Sony Lawsuits Target PS3 Jailbreak Authors
StikyPad writes "PS3News is reporting that Sony's latest legal salvo is targeting the creators of PS JailBreak, PSFreedom and PSGroove-related PS3 hacks, citing numerous court documents for those interested. From one of the documents: 'Having considered the Motion for Expedited Discovery of Plaintiff Sony Computer Entertainment America LLC (oeSCEA) [...] the Court hereby grants SCEA's Motion. IT IS HEREBY ORDERED that [...] SCEA has leave to serve similarly targeted subpoenas or deposition notices to any other third party who SCEA learns may be involved in the distribution or sale of the oePS Jailbreak software, known as, for example, "PSGroove," "OpenPSJailbreak," and "PSFreedom," or who may have knowledge of the distribution or sale of this software.'"
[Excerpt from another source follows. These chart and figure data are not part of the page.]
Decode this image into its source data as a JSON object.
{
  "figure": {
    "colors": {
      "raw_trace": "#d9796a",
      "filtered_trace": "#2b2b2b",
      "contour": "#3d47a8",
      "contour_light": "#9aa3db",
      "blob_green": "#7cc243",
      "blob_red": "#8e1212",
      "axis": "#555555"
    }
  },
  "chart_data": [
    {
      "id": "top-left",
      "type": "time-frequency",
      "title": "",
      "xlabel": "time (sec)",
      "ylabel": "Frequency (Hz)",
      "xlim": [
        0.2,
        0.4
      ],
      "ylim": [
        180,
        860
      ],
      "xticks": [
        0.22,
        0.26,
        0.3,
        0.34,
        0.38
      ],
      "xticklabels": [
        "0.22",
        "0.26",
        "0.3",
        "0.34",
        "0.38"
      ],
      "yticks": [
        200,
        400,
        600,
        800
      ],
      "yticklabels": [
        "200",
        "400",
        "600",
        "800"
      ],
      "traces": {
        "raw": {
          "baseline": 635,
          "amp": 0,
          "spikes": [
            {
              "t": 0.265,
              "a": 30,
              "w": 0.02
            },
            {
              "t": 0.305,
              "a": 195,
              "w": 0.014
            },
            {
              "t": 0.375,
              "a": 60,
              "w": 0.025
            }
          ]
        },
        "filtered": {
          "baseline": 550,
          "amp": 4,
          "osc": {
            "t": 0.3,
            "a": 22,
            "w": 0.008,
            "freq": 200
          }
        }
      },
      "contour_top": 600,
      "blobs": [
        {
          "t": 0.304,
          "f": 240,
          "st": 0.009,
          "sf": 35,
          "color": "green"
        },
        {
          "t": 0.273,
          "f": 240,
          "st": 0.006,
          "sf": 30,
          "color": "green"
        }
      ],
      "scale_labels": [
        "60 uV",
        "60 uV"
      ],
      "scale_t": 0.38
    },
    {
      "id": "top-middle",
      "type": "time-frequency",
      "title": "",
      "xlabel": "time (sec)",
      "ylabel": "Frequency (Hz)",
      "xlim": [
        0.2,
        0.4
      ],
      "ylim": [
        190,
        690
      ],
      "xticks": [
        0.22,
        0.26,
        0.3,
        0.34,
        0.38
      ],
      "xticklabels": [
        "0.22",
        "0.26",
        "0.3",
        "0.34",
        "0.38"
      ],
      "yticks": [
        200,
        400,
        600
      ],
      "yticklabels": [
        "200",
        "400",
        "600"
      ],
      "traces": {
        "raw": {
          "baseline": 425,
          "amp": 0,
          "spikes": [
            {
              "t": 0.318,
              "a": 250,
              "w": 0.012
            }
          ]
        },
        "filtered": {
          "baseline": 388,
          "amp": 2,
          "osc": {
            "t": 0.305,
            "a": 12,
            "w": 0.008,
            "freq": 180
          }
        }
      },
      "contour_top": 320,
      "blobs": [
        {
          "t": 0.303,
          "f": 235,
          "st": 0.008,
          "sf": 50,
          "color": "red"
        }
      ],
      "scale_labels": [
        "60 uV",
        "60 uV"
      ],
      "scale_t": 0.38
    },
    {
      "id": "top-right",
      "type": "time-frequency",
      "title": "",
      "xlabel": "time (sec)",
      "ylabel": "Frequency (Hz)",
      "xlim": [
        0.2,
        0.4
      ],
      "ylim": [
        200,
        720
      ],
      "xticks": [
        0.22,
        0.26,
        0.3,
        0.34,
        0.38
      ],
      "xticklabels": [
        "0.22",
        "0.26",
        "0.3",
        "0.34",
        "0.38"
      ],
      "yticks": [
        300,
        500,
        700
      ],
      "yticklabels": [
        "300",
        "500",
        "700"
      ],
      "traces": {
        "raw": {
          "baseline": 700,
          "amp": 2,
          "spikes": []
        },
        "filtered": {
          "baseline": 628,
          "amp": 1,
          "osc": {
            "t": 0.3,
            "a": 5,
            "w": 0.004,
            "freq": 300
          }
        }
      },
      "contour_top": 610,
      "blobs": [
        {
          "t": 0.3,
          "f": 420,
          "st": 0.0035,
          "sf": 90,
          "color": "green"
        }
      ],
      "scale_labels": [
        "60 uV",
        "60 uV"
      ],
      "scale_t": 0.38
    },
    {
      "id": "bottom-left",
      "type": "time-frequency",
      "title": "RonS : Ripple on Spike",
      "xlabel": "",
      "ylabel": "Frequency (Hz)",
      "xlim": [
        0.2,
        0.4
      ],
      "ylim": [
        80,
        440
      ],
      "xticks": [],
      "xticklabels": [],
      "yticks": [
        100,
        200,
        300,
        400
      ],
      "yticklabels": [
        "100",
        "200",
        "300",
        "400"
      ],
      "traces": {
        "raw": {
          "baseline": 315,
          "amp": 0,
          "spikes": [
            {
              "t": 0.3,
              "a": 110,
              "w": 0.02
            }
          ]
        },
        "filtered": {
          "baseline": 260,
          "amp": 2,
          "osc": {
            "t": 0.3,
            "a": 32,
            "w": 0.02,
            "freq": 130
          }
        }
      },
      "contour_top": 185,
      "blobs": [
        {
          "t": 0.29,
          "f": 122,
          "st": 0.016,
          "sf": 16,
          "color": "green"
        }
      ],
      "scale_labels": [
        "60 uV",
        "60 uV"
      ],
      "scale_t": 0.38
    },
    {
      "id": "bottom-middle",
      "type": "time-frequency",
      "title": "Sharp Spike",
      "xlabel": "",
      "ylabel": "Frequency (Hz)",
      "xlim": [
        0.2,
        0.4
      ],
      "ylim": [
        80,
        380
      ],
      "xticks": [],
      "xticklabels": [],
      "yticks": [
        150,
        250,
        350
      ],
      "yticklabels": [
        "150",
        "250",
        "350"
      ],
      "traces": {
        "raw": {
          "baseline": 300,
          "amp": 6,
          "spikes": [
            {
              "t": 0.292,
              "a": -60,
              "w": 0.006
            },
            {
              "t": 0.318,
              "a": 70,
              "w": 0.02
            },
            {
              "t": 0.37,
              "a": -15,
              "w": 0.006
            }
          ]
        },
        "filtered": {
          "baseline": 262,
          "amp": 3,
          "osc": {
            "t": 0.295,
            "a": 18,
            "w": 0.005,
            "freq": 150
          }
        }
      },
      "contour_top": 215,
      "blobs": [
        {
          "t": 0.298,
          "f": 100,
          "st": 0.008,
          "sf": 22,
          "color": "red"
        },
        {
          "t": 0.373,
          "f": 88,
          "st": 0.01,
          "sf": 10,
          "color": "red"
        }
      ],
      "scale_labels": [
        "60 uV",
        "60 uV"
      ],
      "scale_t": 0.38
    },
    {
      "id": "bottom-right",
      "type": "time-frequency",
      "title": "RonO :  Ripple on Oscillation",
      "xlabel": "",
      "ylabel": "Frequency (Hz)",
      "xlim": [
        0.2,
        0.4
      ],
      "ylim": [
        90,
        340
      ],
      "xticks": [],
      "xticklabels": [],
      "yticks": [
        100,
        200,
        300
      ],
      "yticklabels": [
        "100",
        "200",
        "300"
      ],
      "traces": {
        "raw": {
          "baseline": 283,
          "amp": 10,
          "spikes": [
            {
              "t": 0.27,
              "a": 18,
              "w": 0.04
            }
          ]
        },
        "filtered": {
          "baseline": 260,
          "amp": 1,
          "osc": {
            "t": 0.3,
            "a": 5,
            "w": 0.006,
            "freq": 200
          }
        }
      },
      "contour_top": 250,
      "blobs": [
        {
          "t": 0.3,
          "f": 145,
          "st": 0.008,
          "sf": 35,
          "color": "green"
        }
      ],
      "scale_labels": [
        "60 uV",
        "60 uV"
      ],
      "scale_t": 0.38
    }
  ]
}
Insofar as "piracy" is a common, if somewhat informal, term for acts which violate copyright law, sure. At least, it is if the SDK is protected by copyright, if the work you create is a derivative work under copyright law, and you have neither a license to use the SDK for the purpose nor the protection of an applicable exception to copyright law.
While, absent litigation on the specific cases, there's may be some room for debate, I'd expect that most uses of a leaked Sony SDK to create homebrew PS3 software, and the copying and distribution of such software after it was created, be "piracy".
The jailbreak itself doesn't use Sony's SDK. Pretty much all currently available homebrew (except maybe PSPong?) does use it however, since there isn't a stable open alternative...yet. Building a complete, mature, and stable SDK for a newly accessible system in, what, a month? is frankly an unreasonable demand.
Sony should be driving legal action to stop the current PSJailbreak scene, but they shouldn't be targeting the creators of PSGroove, PSFreedom, or OpenPSJailbreak -- they should be attacking the people who have released actual homebrew to date using the Sony SDK (which is, admittedly, basically all of it so far and includes the original creators of the PSJailbreak hack). That would protect their copyrights while also encouraging the creation of an open SDK as an alternative to the leaked Sony SDK.